Prevailing image representation methods, including explicit representations such as raster images and Gaussian primitives, as well as implicit representations such as latent images, either suffer from representation redundancy that leads to heavy manual editing effort, or lack a direct mapping from latent variables to semantic instances or parts, making fine-grained manipulation difficult. These limitations hinder efficient and controllable image and video editing. To address these issues, we propose a hierarchical proxy-based parametric image representation that disentangles semantic, geometric, and textural attributes into independent and manipulable parameter spaces. Based on a semantic-aware decomposition of the input image, our representation constructs hierarchical proxy geometries through adaptive Bezier fitting and iterative internal region subdivision and meshing. Multi-scale implicit texture parameters are embedded into the resulting geometry-aware distributed proxy nodes, enabling continuous high-fidelity reconstruction in the pixel domain and instance- or part-independent semantic editing. In addition, we introduce a locality-adaptive feature indexing mechanism to ensure spatial texture coherence, which further supports high-quality background completion without relying on generative models. Extensive experiments on image reconstruction and editing benchmarks, including ImageNet, OIR-Bench, and HumanEdit, demonstrate that our method achieves state-of-the-art rendering fidelity with significantly fewer parameters, while enabling intuitive, interactive, and physically plausible manipulation. Moreover, by integrating proxy nodes with Position-Based Dynamics, our framework supports real-time physics-driven animation using lightweight implicit rendering, achieving superior temporal consistency and visual realism compared with generative approaches.

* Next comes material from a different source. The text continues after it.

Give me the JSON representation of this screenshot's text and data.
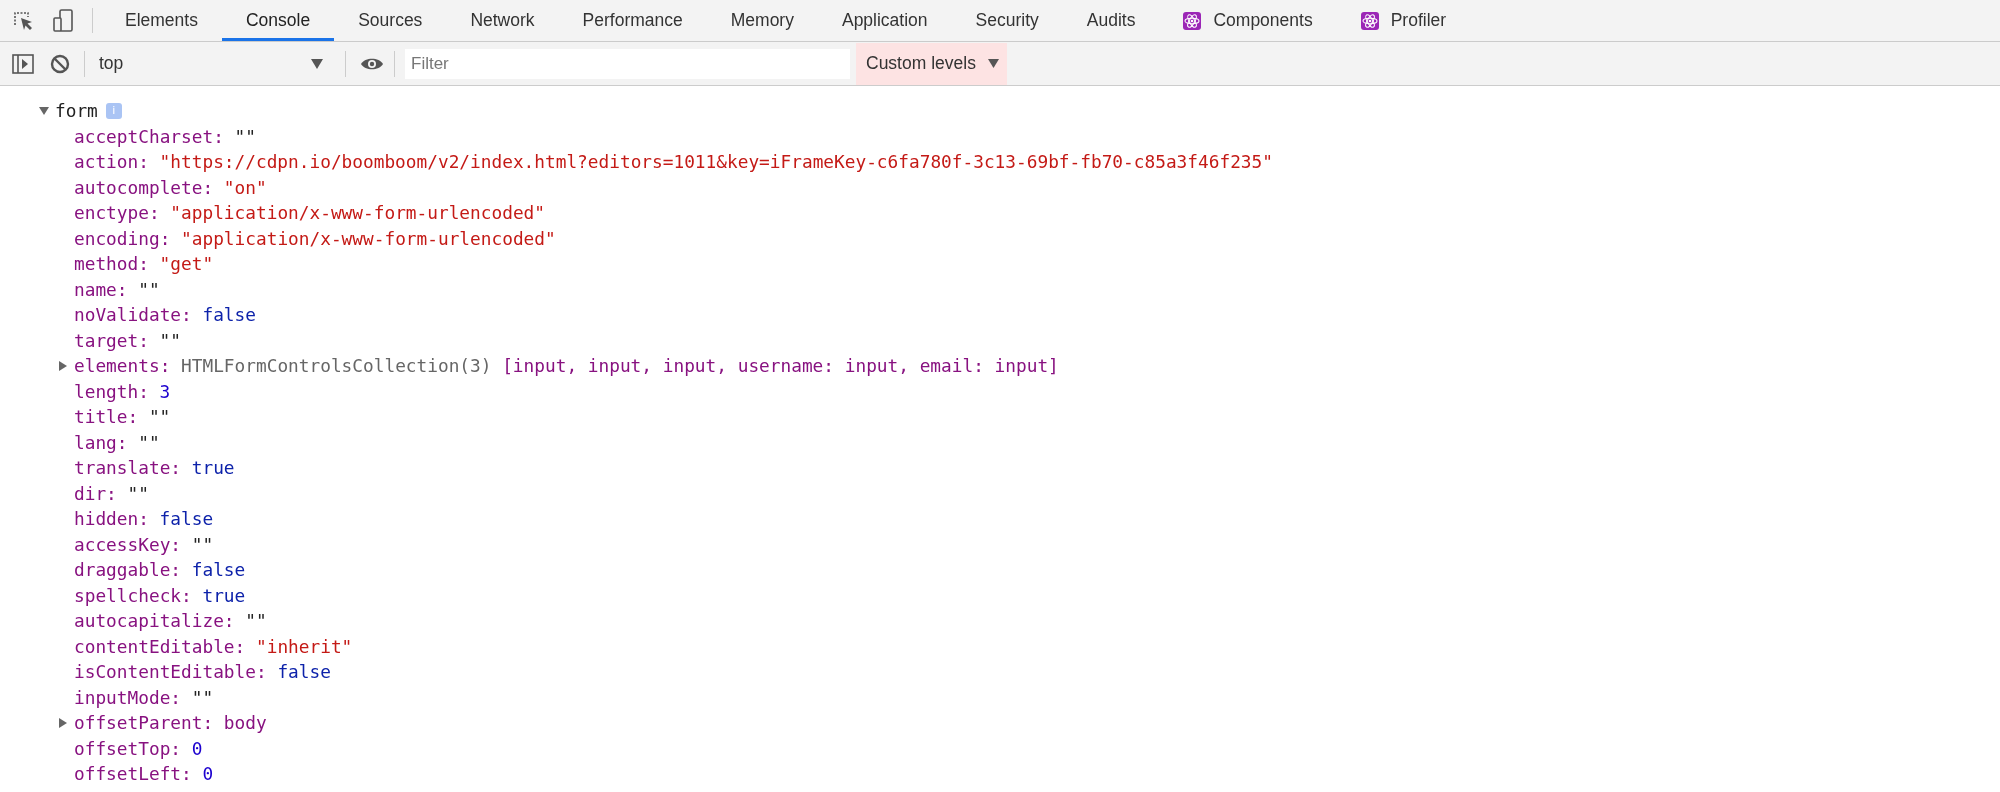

翻译：当前主流的图像表示方法，无论是显式表示（如栅格图像和高斯图元）还是隐式表示（如潜在图像），均存在明显局限：显式表示因表示冗余导致人工编辑负担沉重；隐式表示则缺乏从潜在变量到语义实例或部件的直接映射，致使细粒度操控困难。这些限制阻碍了高效可控的图像与视频编辑。为解决上述问题，本文提出一种基于层次化代理的参数化图像表示方法，将语义、几何与纹理属性解耦至独立且可操控的参数空间。该方法通过对输入图像进行语义感知分解，构建层次化代理几何结构，具体通过自适应贝塞尔曲线拟合及迭代式内部区域细分与网格化实现。多尺度隐式纹理参数被嵌入至生成的几何感知分布式代理节点中，从而在像素域实现连续高保真重建，并支持实例或部件独立的语义编辑。此外，我们引入一种局部自适应的特征索引机制，确保空间纹理一致性，进一步支持不依赖生成模型的高质量背景补全。在ImageNet、OIR-Bench和HumanEdit等图像重建与编辑基准上的大量实验表明，本方法以显著更少的参数实现了最先进的渲染保真度，同时支持直观、交互式且物理合理的操控。进一步地，通过将代理节点与基于位置的动力学（Position-Based Dynamics）相结合，本框架利用轻量级隐式渲染实现了实时物理驱动动画，与生成式方法相比，展现出更优的时间一致性与视觉真实感。